According to Threat Analysis Team (TAG by the Threat Analysis Group) of Google, which from the end of 2019 stops the cyber "fishing" campaigns carried out by a network of Russian hackers targeting YouTubers with "highly customized" cyber "phishing" messages and malicious cookie theft software .
The group's main goal was to breach YouTube accounts for displaying live-stream scams offering free cryptocurrencies in exchange for an initial contribution. The other main source of revenue for the group was the sale of channels YouTube from $ 3 to $ 4.000, depending on how many subscribers each channel has.

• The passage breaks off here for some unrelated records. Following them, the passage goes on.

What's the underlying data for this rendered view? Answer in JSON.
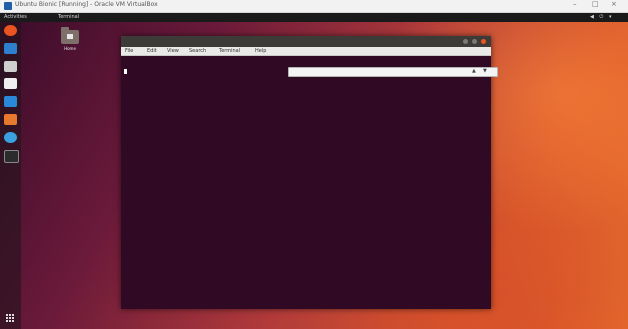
{
  "host": {
    "title": "Ubuntu Bionic [Running] - Oracle VM VirtualBox",
    "controls": [
      "–",
      "□",
      "×"
    ]
  },
  "panel": {
    "activities": "Activities",
    "app": "Terminal",
    "clock": "",
    "status": "◀ ⏻ ▾"
  },
  "desktop": {
    "home_label": "Home"
  },
  "terminal": {
    "title": "",
    "menu": [
      "File",
      "Edit",
      "View",
      "Search",
      "Terminal",
      "Help"
    ],
    "lines": [
      "",
      ""
    ],
    "search_placeholder": ""
  },
  "watermark": {
    "line1": "",
    "line2": ""
  },
  "colors": {
    "terminal_bg": "#300a24",
    "close_button": "#e95420"
  }
}
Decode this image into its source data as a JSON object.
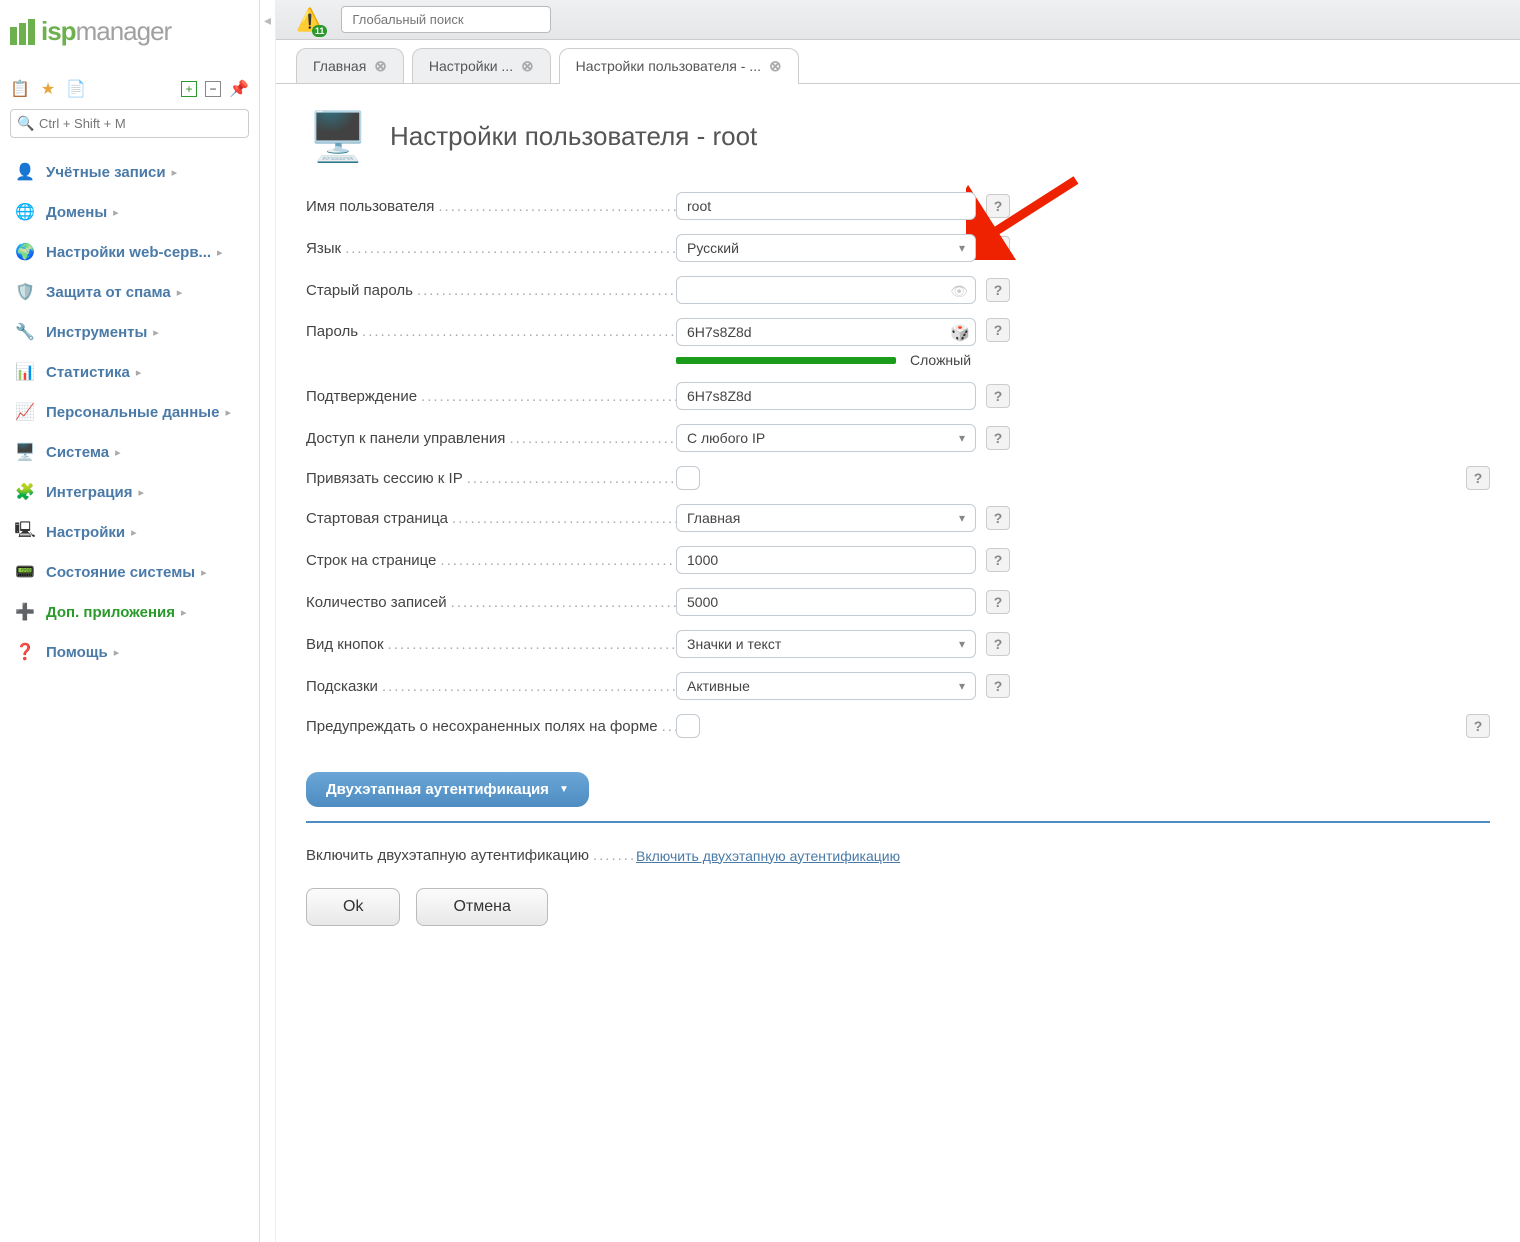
{
  "logo": {
    "prefix": "isp",
    "suffix": "manager"
  },
  "toolbar_icons": [
    "list-icon",
    "star-icon",
    "clipboard-icon",
    "plus-icon",
    "minus-icon",
    "pin-icon"
  ],
  "search": {
    "placeholder": "Ctrl + Shift + M"
  },
  "nav": [
    {
      "icon": "👤",
      "label": "Учётные записи",
      "color": "#4a7aa8"
    },
    {
      "icon": "🌐",
      "label": "Домены",
      "color": "#4a7aa8"
    },
    {
      "icon": "🌍",
      "label": "Настройки web-серв...",
      "color": "#4a7aa8"
    },
    {
      "icon": "🛡️",
      "label": "Защита от спама",
      "color": "#4a7aa8"
    },
    {
      "icon": "🔧",
      "label": "Инструменты",
      "color": "#4a7aa8"
    },
    {
      "icon": "📊",
      "label": "Статистика",
      "color": "#4a7aa8"
    },
    {
      "icon": "📈",
      "label": "Персональные данные",
      "color": "#4a7aa8"
    },
    {
      "icon": "🖥️",
      "label": "Система",
      "color": "#4a7aa8"
    },
    {
      "icon": "🧩",
      "label": "Интеграция",
      "color": "#4a7aa8"
    },
    {
      "icon": "🖳",
      "label": "Настройки",
      "color": "#4a7aa8"
    },
    {
      "icon": "📟",
      "label": "Состояние системы",
      "color": "#4a7aa8"
    },
    {
      "icon": "➕",
      "label": "Доп. приложения",
      "color": "#2a9a2a"
    },
    {
      "icon": "❓",
      "label": "Помощь",
      "color": "#4a7aa8"
    }
  ],
  "topbar": {
    "alert_count": "11",
    "global_search_placeholder": "Глобальный поиск"
  },
  "tabs": [
    {
      "label": "Главная",
      "active": false
    },
    {
      "label": "Настройки ...",
      "active": false
    },
    {
      "label": "Настройки пользователя - ...",
      "active": true
    }
  ],
  "page": {
    "title": "Настройки пользователя - root"
  },
  "form": {
    "username_label": "Имя пользователя",
    "username_value": "root",
    "language_label": "Язык",
    "language_value": "Русский",
    "old_password_label": "Старый пароль",
    "old_password_value": "",
    "password_label": "Пароль",
    "password_value": "6H7s8Z8d",
    "password_strength": "Сложный",
    "confirm_label": "Подтверждение",
    "confirm_value": "6H7s8Z8d",
    "panel_access_label": "Доступ к панели управления",
    "panel_access_value": "С любого IP",
    "bind_session_label": "Привязать сессию к IP",
    "start_page_label": "Стартовая страница",
    "start_page_value": "Главная",
    "rows_per_page_label": "Строк на странице",
    "rows_per_page_value": "1000",
    "records_count_label": "Количество записей",
    "records_count_value": "5000",
    "buttons_view_label": "Вид кнопок",
    "buttons_view_value": "Значки и текст",
    "tooltips_label": "Подсказки",
    "tooltips_value": "Активные",
    "warn_unsaved_label": "Предупреждать о несохраненных полях на форме"
  },
  "section2": {
    "title": "Двухэтапная аутентификация",
    "enable_label": "Включить двухэтапную аутентификацию",
    "enable_link": "Включить двухэтапную аутентификацию"
  },
  "buttons": {
    "ok": "Ok",
    "cancel": "Отмена"
  },
  "help_symbol": "?"
}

As of May 2021, Google reports that it has blocked 1,6 million targeted messages, displayed 62.000 Safe Browsing alerts, and repaired some 4.000 compromised accounts.
Fishing messages delivered malware designed to steal cookies from browsers.
Although the “pass-the-cookie” attack is not new, it is very effective: it does not bypass multi-factor authentication (MFA), but works even when users enable MFA on an account because the session cookie modeς υποκλέπτεται αφού ο χρήστης έχει ήδη πιστοποιηθεί δύο φορές, από έναν κωδικό πρόσβασης και ένα smartphone για παράδειγμα.
Once the malware runs, the cookie uploads to the attacker's servers offering him the bill on the plate.
Google attributes the campaign to a hack-for-hire group recruited to a Russian-speaking forum.
Then, the hackers ξεγελούν τους στόχους με ψεύτικα επιχειρηματικά email, όπως η ευκαιρία να δημιουργήσετε έσοδα από μια επίδειξη για λογισμικό προστασίας από ιούς, VPN, devices reptreatmentmusic, photo editing software or online games. But then the attackers hijack the YouTube channel and either sell it or use it to live-stream cryptocurrency scams.
Google also found 1.011 domains created for it delivery of the malware. The domains impersonated well-known tech sites, such as Luminar, Cisco VPN, and various games on Steam.
The company reports that hackers run malicious cookie theft software periodically to reduce the chance of being detected by security software.